I recently started learning Scala language, along with the Spark framework, when working on our big data stack. Having not much experience with Java, it is a challenge to learn the fundamentals, but I am still learning and its a long way to go.
Publishing small bits of useful information to everyone, so that beginners like me, can find it useful.
So the task in spark was to create empty dataframes (Won’t go into dataframe details, for now, as even I am learning the stuff). If you have worked with Pandas framework in Python, you should be acquainted with Dataframe term.
If you still don’t understand it, for quick understanding, think of it as a 2 dimensional table, which stores the data in memory (can be extended to disk).
Creating a dataframe, this task is usually done by reading the data files in whichever format. But we had to create an empty dataframe, for this we used the below approach.
Using Case class
Case class, this is very frequently used construct in Scala language. we will use case class to define the schema of dataframe.

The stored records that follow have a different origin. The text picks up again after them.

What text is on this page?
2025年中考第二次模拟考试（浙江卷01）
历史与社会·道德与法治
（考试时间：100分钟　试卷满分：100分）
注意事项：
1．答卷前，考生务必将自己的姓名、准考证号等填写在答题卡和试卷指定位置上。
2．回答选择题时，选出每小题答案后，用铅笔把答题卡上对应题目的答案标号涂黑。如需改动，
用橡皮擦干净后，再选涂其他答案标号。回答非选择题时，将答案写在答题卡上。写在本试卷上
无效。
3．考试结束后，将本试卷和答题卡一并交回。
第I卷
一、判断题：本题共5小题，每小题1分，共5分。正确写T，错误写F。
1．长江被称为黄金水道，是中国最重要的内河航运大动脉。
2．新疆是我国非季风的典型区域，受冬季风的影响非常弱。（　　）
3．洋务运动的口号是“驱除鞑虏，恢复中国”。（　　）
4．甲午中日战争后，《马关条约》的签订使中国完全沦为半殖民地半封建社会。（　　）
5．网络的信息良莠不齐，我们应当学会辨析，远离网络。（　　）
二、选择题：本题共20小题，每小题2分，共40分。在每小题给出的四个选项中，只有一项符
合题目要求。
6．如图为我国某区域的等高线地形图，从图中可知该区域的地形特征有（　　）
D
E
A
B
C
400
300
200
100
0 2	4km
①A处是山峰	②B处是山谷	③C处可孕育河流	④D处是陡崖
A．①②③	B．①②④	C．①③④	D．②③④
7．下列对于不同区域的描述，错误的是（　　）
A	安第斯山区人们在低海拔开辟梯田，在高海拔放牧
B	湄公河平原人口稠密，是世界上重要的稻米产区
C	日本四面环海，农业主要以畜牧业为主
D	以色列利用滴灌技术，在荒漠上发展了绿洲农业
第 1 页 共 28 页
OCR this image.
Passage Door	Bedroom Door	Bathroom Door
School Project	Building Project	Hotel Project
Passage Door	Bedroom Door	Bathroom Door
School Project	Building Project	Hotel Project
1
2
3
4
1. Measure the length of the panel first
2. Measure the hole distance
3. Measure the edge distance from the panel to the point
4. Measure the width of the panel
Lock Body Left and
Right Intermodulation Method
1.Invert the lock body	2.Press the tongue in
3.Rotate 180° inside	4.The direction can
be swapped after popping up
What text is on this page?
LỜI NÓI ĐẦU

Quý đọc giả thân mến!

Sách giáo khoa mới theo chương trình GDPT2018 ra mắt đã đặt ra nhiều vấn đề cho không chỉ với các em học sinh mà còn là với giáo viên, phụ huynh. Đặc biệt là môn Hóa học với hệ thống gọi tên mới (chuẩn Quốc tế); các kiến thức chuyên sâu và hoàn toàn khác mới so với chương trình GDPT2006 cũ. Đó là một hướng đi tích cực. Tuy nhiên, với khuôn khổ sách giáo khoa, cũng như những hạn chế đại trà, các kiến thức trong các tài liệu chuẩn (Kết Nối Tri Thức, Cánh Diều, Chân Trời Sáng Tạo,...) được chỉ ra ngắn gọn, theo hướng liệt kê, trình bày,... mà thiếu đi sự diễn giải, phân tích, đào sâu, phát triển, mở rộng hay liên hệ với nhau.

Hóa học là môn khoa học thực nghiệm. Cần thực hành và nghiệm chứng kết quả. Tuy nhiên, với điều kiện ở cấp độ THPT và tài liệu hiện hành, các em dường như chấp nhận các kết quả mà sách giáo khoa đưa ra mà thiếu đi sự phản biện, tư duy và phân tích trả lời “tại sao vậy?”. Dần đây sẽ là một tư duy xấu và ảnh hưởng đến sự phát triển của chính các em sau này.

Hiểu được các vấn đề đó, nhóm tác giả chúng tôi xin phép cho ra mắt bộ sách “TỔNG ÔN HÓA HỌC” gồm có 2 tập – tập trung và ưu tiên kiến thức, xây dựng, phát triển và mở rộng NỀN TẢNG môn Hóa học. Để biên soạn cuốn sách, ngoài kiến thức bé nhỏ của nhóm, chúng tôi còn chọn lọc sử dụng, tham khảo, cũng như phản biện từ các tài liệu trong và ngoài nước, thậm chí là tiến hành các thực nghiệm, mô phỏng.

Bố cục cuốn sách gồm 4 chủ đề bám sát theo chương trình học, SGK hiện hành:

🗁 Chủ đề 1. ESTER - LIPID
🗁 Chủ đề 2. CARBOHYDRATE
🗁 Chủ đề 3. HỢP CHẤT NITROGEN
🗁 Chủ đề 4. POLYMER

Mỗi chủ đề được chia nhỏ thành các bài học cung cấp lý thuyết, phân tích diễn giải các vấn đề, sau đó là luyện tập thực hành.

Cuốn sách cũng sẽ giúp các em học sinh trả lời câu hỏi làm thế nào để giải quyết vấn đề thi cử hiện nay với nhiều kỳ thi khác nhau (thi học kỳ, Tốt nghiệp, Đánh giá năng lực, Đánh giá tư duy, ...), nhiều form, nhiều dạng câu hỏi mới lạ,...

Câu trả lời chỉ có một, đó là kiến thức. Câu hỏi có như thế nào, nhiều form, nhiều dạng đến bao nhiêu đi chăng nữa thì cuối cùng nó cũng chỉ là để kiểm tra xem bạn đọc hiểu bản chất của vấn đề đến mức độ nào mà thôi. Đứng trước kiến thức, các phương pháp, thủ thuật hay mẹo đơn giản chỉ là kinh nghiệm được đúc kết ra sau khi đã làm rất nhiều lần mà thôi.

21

Here we are using Seq keyword, which means we are asking to create a empty sequence in scala and then convert it into the schema mentioned in case class, finally converting to a DataFrame, using the toDF method, which is spark Framework API for creating dataframes from Sequences, List.
case class model (id : Int, Name : String, marks : Double) val emptyDf = Seq.empty[model].toDF emptyDf.show +---+----+-----+ | id|Name|marks| +---+----+-----+ +---+----+-----+
So, you can define the schema, you need and then create an empty dataframe as above.